RETAIL TECHIES’ DILEMMA: ENGAGING THE MERCHANTS
Byline: Kim Ann Zimmermann
PHILADELPHIA — As technology spills into every facet of the retail business, the job of the store’s chief information officer has become more challenging and trickier.
They need to start thinking like retailers — not just technologists. They need to permeate a wide array of business units, from marketing and merchandising to human resources and logistics, to tap talent away from their “real jobs” temporarily, to cooperate on developing information systems.
In addition, as the technology staff struggles to install the latest systems to meet the demands of the business, there is pressure to maintain and improve existing systems.
Yet, given the corporate cultures of most retail companies, cio’s generally remain an isolated breed.
That was the key message emanating from a panel of nine cio’s from major retailers and manufacturers, at last week’s RISCon technology conference here, sponsored by the National Retail Federation.
“In the past, the technology area in a retail company has played more of a support role, but that is clearly changing,” said Joseph Smialowski, senior vice president and cio, Sears, Roebuck & Co. “Today, we can’t implement any change in the business strategy without technology.
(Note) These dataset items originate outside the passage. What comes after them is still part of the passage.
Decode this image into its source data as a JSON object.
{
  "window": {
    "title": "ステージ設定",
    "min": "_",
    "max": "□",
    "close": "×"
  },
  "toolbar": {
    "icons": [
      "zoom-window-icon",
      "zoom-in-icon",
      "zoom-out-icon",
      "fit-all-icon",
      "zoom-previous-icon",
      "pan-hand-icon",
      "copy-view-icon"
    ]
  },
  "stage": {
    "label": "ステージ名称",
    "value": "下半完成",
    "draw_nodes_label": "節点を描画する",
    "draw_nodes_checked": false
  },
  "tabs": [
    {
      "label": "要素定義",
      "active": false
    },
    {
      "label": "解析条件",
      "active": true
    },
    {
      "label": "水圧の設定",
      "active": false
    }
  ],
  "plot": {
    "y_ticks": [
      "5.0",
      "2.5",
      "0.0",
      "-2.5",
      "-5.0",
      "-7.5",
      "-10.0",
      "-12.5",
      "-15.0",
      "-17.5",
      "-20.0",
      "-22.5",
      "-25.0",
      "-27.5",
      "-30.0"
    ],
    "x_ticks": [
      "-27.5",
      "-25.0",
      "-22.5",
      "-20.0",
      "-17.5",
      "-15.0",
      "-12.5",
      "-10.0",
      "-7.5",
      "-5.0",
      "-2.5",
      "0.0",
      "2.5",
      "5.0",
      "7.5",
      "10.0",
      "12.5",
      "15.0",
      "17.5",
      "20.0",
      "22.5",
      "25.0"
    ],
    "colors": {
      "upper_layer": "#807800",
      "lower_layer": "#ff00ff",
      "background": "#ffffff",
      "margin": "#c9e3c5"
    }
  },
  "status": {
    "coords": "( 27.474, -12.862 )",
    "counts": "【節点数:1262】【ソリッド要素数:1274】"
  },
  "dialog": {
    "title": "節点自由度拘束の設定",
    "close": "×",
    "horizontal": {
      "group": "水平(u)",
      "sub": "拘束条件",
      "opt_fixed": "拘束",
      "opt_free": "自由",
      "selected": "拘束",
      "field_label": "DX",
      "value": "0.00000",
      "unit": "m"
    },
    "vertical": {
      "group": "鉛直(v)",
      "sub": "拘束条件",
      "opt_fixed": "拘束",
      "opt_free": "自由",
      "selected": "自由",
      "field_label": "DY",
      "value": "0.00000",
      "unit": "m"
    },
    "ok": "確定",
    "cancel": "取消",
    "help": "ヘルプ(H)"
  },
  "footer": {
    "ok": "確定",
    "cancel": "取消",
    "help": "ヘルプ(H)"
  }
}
It is woven throughout the organization.
“We’ve got to get the technology staff thinking of themselves as retailers.”
Getting people from various business units involved in information systems projects is important to the success of any project, the cio’s agreed, but they acknowledged it is often a source of conflict.
“[Taking people from the business units] is a huge commitment,” said John R. Thompson, vice president and cio, Liz Claiborne. “It is important that the ceo and the executive team work together to pick the best and the brightest people out of the business units,” he said. “The key is to keep them engaged when they go back to the business units so there is some cross-pollination of ideas,” Thompson said.
One of the problems, according to the panelists, is there is not always a willingness to relinquish top people in business units to spend an extended period of time on an information systems project.
“If people in the business units are telling you you can’t have a particular person, that’s the person you want to work on the project,” said Peter Burrows, vice president of MIS and chief technical officer, Reebok International Ltd. “Until I said we would fund the salaries of the people who were working on the project, we weren’t getting the people we needed,” he said.
There has to be a flow of communication between the information systems staff and the corporate offices, according to Burrows. “The earlier [the technology staff] knows about a change in the business strategy, the better,” he said. “We need to do as much advanced planning as the [business units] do,” he said.
Sears’ Smialowski said installing a new information system should be tackled like any other project — like building a new warehouse. “This is one of the largest projects a retailer will undertake, and it should involve the same people and functions as any other [large] project,” he said.
It is natural to have some friction between the business units and the technology staff when introducing substantial changes to the business process, the cio’s said. The success of a project depends on how the concerns are addressed.
“It is inevitable that there will be resistance from a business unit that feels threatened,” said Donald E. Norman, vice president and cio, Kmart. “The best way to deal with it, I feel, is through attraction. Create a giant magnet so that all areas of the business will feel drawn to the project. A big part of the job of a cio is selling.”
Getting the right people from the business units is only one part of the staffing concerns that need to be addressed when introducing new technology, according to the panel.
One of the key concerns among the cio’s centered on keeping the existing systems functioning while putting a new one in place.
The panel was split on the issue of using outsourcing to maintain legacy systems while installing a new enterprise-wide system.
“We farm out activities where we can’t bring additional value,” Smialowski said. “We’ve outsourced data centers, network and desktop management services, and it has served the company well,” he said. “As long as each party has a a clear understanding of what is expected and there are clear standards that must be adhered to, it can be positive,” he said.
Sandra L. Harris, cio at Maidenform Worldwide, said outsourcing can help focus the technology staff on the future.
“One of the biggest things I contend with as a cio is how to manage change,” Harris said. “It is certainly a challenge to support the existing systems while building the new.” She noted that you have to strike a careful balance of who is working on the old systems — whether it is an outsourcer or the internal staff — while the new system is being developed. “Everyone wants to learn the new stuff, but we still need the knowledge to support the old stuff.”
“It is important to develop a sense of ownership and responsibility no matter if you are working on the new project or maintaining the existing systems,” said Robert Meilen, vice president and cio of the Lerner New York division of The Limited Inc. “However, you really need to assess who are your ‘keepers’ and have enough of those people end up on the new project,” he said.
Harris said it is important to minimize changes to the existing system while installing new technology.
“While it may not be popular, you have to take a look at what you need in the short term and find a way to do only what is crucial.”
Liz Claiborne’s Thompson said using outsourcing wisely can help channel the technology staff’s effort. “We can focus on technology that will help us differentiate ourselves,” he said.
“The nice thing when you outsource is that when they are done, they are gone,” said Richard Silvers, vice president and cio, Tandy Corp.
Other members of the panel cautioned against outsourcing, noting that keeping technology in-house is central to the retail operation.
“We would never outsource merchandising, so why would we outsource technology if it is really mission critical,” said Thomas Reinebach, cio, Toys ‘R’ Us. “If we outsource mission-critical systems, we get further away from the user.”